During his remarks, Smart, noting that Miami’s playoff quarterback, Carson Beck, once played for his Georgia Bulldogs, said you have to be “careful” around Cristobal.
“Sometimes he’ll take your players, if you know what I mean,” he said.
Cristobal returned playful fire when his turn came. First he pointed out what Beck accomplished as a Hurricane under “great coaching,” then he spoke directly to the parents of a Georgia defensive back.
“We have more than one restaurant in Miami,” he said, “as opposed to Athens.”
Funny.
Also true.
The lack of any clear direction from the top these days has emboldened coaches, players and administrations into taking matters into their own hands. Cincinnati recently sued Brendan Sorsby – who reportedly received $5 million to sign with Texas Tech – for $1 million, claiming that’s the buyout for transferring under terms of his NIL agreement. Not the first such case. Georgia sued a player for $390,000 in December after he transferred to Missouri. The parties eventually settled, which would no doubt be the best result in the Sorsby matter.
Speaking of which: Could Texas A&M get a refund on the Trans Am that Eric Dickerson drove from College Station to SMU?
Look, there’s only so much you can fix in college sports at this point without a radical reorganization. Do what’s easy. College coaches already are on record in support of a football calendar that ends on Jan. 1 with the transfer portal opening the next day. Do that, and coaches and players might at least wait until the season’s over before quitting on their teams.

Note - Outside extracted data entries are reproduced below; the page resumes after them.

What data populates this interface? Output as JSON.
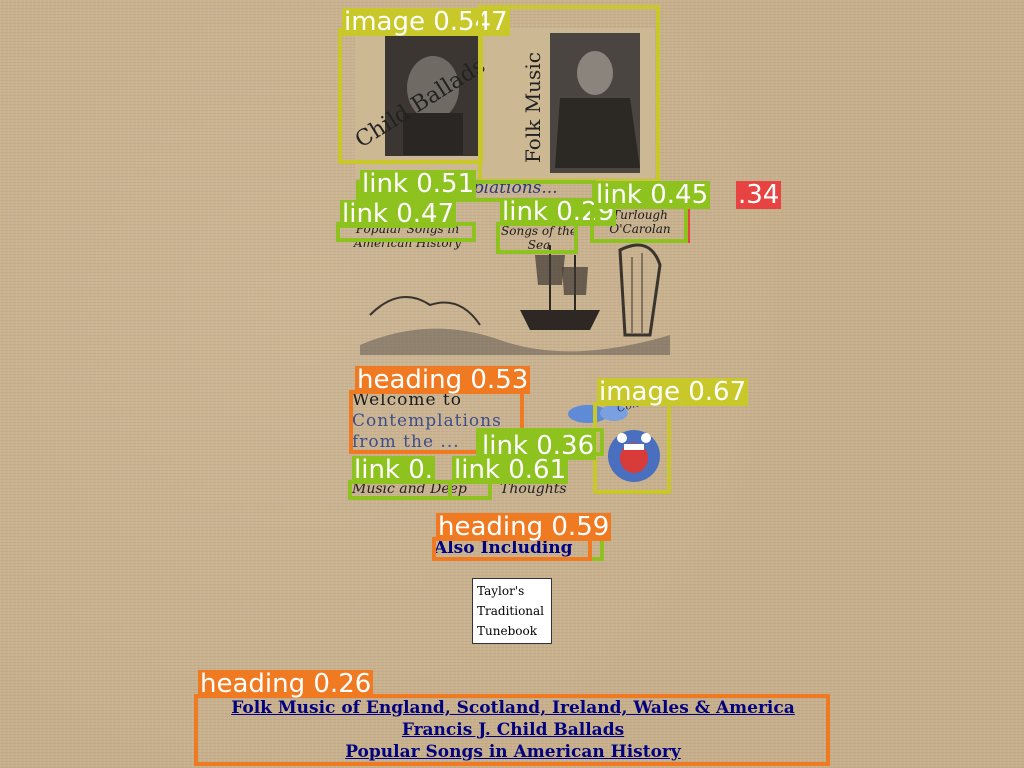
{
  "banner": {
    "child_ballads_text": "Child Ballads",
    "folk_music_text": "Folk Music",
    "url_link": "www.contemplations..."
  },
  "art_links": {
    "popular_songs": "Popular Songs in American History",
    "songs_of_sea": "Songs of the Sea",
    "carolan": "Turlough O'Carolan"
  },
  "welcome": {
    "line1": "Welcome to",
    "line2": "Contemplations",
    "line3": "from the ..."
  },
  "cartoon": {
    "label": "Contemplations"
  },
  "deep_link": {
    "part1": "Music and",
    "part2": "Deep",
    "part3": "Thoughts"
  },
  "also": {
    "heading": "Also Including"
  },
  "tunebook": {
    "line1": "Taylor's",
    "line2": "Traditional",
    "line3": "Tunebook"
  },
  "footer": {
    "link1": "Folk Music of England, Scotland, Ireland, Wales & America",
    "link2": "Francis J. Child Ballads",
    "link3": "Popular Songs in American History"
  },
  "overlays": {
    "image1": "image 0.547",
    "link_url": "link 0.51",
    "link_popular": "link 0.47",
    "link_sea": "link 0.29",
    "link_carolan": "link 0.45",
    "red_score": ".34",
    "heading_welcome": "heading 0.53",
    "image2": "image 0.67",
    "link_from": "link 0.36",
    "link_music_a": "link 0.",
    "link_music_b": "link 0.61",
    "heading_also": "heading 0.59",
    "heading_footer": "heading 0.26"
  },
  "colors": {
    "background": "#c8b08c",
    "link_blue": "#000080",
    "overlay_olive": "#c9c82a",
    "overlay_green": "#8dc21f",
    "overlay_orange": "#f07a22",
    "overlay_red": "#e84343"
  }
}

But the runaway spending that threatens to price out most programs? Another matter entirely. The crazy thing is, Cody Campbell, the billionaire who fueled Tech’s playoff run, is also the impetus behind the “Saving College Sports” movement. Maybe he’s the man for the job, at that. Turning Tech into one of the “haves” was his first miracle.
Campbell’s supposed to be among the crowd next week at the White House. So is Nick Saban and Mack Brown and Adam Silver and Condi Rice and Ron DeSantis, Florida’s governor. Tiger and Bryson DeChambeau, too. Ought to be a hoot. My guess is if they don’t get anything hammered out, the President can at least work up a good foursome.